You and your opponent have 4 colored gems (red and blue). The object is to move the four gems from your home tile to your opponent’s home tile. In addition to the 2 home tiles, the game board consists of 8 tiles arranged in a square (imagine a 3×3 grid with the middle tile missing). Each tile is divided into 4 spaces and most tiles contain at least one wall. Walls can block edges of the tile or divide the spaces from each other.

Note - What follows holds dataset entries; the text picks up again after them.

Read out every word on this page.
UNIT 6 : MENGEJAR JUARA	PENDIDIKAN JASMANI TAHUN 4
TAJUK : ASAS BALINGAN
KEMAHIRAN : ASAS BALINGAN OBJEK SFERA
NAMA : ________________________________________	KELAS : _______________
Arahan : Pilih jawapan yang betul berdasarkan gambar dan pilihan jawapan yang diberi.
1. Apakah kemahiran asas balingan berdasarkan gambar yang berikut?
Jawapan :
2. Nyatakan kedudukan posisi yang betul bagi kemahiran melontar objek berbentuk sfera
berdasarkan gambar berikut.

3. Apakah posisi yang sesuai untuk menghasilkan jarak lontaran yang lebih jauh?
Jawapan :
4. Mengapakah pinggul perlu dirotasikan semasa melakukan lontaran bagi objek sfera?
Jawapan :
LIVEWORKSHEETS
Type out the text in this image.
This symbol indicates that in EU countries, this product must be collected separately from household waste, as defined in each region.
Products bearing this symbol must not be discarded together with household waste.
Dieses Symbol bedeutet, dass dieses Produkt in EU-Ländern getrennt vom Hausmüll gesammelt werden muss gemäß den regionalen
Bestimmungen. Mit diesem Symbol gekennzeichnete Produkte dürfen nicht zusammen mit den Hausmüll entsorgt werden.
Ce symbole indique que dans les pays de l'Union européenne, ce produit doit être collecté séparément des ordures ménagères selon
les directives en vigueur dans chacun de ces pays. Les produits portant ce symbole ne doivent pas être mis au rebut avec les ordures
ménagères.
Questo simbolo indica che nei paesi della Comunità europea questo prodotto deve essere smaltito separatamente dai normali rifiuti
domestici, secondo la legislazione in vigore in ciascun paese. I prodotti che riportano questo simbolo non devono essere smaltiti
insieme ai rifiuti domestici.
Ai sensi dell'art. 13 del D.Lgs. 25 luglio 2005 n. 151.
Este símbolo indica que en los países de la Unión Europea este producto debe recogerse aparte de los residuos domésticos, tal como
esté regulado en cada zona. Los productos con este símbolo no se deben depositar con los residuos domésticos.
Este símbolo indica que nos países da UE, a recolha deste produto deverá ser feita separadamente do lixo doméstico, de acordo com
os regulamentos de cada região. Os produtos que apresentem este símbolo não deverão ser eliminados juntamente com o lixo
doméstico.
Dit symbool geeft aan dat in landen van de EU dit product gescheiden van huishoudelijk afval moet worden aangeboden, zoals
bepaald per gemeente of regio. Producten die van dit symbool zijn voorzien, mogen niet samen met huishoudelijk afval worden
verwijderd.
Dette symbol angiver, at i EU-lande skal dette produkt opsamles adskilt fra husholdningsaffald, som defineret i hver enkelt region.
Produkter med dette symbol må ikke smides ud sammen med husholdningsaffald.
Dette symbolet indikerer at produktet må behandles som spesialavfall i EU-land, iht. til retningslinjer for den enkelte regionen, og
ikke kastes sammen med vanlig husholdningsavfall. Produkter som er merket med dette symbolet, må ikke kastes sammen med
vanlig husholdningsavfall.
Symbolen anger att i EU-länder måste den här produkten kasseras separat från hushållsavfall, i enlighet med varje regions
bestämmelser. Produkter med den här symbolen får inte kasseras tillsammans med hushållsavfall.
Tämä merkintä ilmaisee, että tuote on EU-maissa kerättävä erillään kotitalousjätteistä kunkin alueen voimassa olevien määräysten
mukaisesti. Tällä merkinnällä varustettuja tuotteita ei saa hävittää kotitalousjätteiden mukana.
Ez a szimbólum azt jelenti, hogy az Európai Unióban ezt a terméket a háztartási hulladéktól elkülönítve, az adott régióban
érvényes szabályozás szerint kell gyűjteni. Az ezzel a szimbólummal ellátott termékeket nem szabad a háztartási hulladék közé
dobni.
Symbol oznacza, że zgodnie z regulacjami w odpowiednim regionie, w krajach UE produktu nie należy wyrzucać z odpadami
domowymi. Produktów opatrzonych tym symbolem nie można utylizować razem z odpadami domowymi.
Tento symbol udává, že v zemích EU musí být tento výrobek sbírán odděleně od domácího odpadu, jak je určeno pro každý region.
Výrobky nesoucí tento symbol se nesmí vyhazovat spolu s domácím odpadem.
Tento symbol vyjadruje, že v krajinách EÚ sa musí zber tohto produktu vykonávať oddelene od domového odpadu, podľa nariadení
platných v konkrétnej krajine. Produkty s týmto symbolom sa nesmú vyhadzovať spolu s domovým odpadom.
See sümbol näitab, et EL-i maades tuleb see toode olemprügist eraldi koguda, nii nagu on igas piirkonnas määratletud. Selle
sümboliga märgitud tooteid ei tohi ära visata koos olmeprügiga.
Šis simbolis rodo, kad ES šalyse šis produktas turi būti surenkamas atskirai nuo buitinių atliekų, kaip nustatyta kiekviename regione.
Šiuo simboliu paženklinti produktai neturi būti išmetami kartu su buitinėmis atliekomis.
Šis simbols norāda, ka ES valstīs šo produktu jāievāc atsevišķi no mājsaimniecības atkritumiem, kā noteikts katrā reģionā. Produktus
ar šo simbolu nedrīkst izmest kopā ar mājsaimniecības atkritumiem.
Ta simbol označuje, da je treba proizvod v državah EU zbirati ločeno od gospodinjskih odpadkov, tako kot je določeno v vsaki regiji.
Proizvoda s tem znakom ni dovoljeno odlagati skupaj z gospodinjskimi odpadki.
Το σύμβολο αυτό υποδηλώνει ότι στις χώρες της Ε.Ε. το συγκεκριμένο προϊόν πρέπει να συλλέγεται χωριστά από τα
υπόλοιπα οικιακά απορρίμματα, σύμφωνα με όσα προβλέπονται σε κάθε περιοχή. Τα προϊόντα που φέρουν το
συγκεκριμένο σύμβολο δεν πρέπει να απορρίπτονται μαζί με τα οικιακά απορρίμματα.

On your turn, you take a total of three actions. You may do any combination of the following: move a gem one space, rotate a tile 90 degrees, or slide a tile into an empty space. Gems cannot move through walls so rotating and moving tiles is often the best way to get your pieces into position. Or mess with your opponent. And as I have said in many other reviews, messing with your opponent is always fun.
The game rules are wonderfully illustrated. In the time it took you to read this review you would have already been well into your first game. There are 27 tiles, each with slightly different wall configurations so each game is different. MindWare also suggests adding more tiles to the starting grid—yet another way in which the path can change.
I would love to see a version for more than 2 players, but as it stands, Mine Shift is a clever, engaging, and surprising strategy game. Excellent pieces, clear rules, and Major Fun.
For 2 players, ages 8+
Mine Shift game design by John A. Forte. © 2011 by MindWare.